Connor went on to mention that he had begun dating a woman in his field, “Who is working on her doctorate at the University of Auckland.”
“Really,” Nanette said in a tone that said, Tell me more.
“I’ll keep you posted, Mom,” Connor said through a laugh.
After talking with her son, Nanette sat back and took a swallow of her wine. The crisp taste had an immediate unwinding effect as though her body exhaled in one big breath. Out on the wide beach, a smattering of people, young mostly, lounged on blankets and beach chairs. A couple of surfers in wetsuits were trying to surf, but the waves were rather small. Gulls and terns were swooping over the shoreline, an occasional faint squawk echoing into the air before dying out.
Nanette was truly happy for Connor, who had worked hard to get to this point in his career. After graduating college in the States, he had traveled the world for six months and stayed in New Zealand where he had met a girl.

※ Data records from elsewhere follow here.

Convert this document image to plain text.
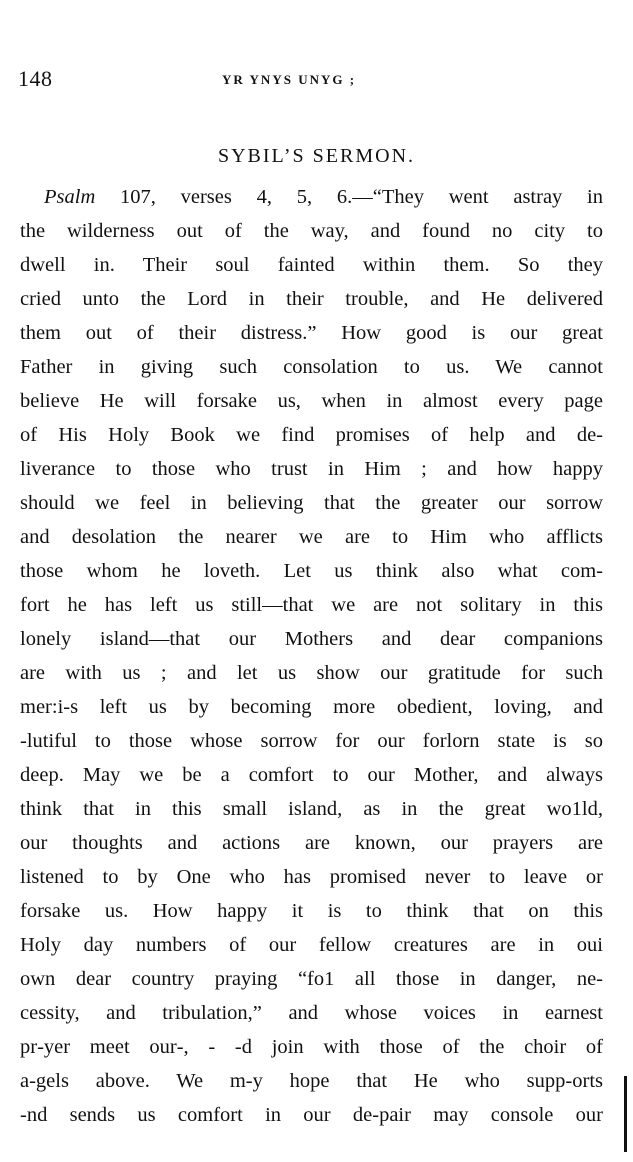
148	YR YNYS UNYG ;
SYBIL’S SERMON.
Psalm 107, verses 4, 5, 6.—“They went astray in
the wilderness out of the way, and found no city to
dwell in. Their soul fainted within them. So they
cried unto the Lord in their trouble, and He delivered
them out of their distress.” How good is our great
Father in giving such consolation to us. We cannot
believe He will forsake us, when in almost every page
of His Holy Book we find promises of help and de-
liverance to those who trust in Him ; and how happy
should we feel in believing that the greater our sorrow
and desolation the nearer we are to Him who afflicts
those whom he loveth. Let us think also what com-
fort he has left us still—that we are not solitary in this
lonely island—that our Mothers and dear companions
are with us ; and let us show our gratitude for such
mer:i‑s left us by becoming more obedient, loving, and
‑lutiful to those whose sorrow for our forlorn state is so
deep. May we be a comfort to our Mother, and always
think that in this small island, as in the great wo1ld,
our thoughts and actions are known, our prayers are
listened to by One who has promised never to leave or
forsake us. How happy it is to think that on this
Holy day numbers of our fellow creatures are in oui
own dear country praying “fo1 all those in danger, ne-
cessity, and tribulation,” and whose voices in earnest
pr‑yer meet our‑, ‑ ‑d join with those of the choir of
a‑gels above. We m‑y hope that He who supp‑orts
‑nd sends us comfort in our de‑pair may console our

The relationship didn’t last, but he stayed and received his PHD at the University of Auckland. It seemed Nanette’s son had found a permanent residence far from home, now nearly ten years later.
Of course she wished he was living closer to her, but it had facilitated her picking up and heading south. If Connor had been living nearby, she would have stayed put. But with nothing to keep her next door to the nation’s capital in suburbia Maryland, where she had spent all of her life, save four years at a small liberal arts college in Western Pennsylvania, an urge to start over grew stronger and stronger, until she decided to move outside her comfort zone.
She finished her glass of wine and lifted the bottle of Chablis with her left hand. As Nanette poured her refill, she noticed her rose gold wedding band. She worked the band off her finger, circumscribed by a thin white line. It reminded her of a brand.
When she had first laid eyes on it, she thought it ever so lovely. Roger had taken Nanette to the jeweler and they looked over wedding bands with intricate overlays, cluster setting of small stones, but she liked the simple beauty and clean look of gold. Though it had held up well with only some minor tarnishing, it now represented something that she no longer felt a part of, no longer was a part of—marriage. If she was truly changing her life then she needed to do one more thing.
She took a fortifying swallow of her wine, and got up and headed for the door.
At the edge of the Atlantic, the waves lapped on shore, stopping short of the flip-flops Nanette had changed into. She positioned the wedding band between her thumb and forefinger and flicked it into the water, disappearing into the briny sea.
As Nanette turned and headed back to her room and the awaiting second glass of wine, she felt some kind of knowledge pass over her that was more visceral than knowing, but right then and there a strange, happy confidence came over her—Nanette Brinson could do whatever she wanted.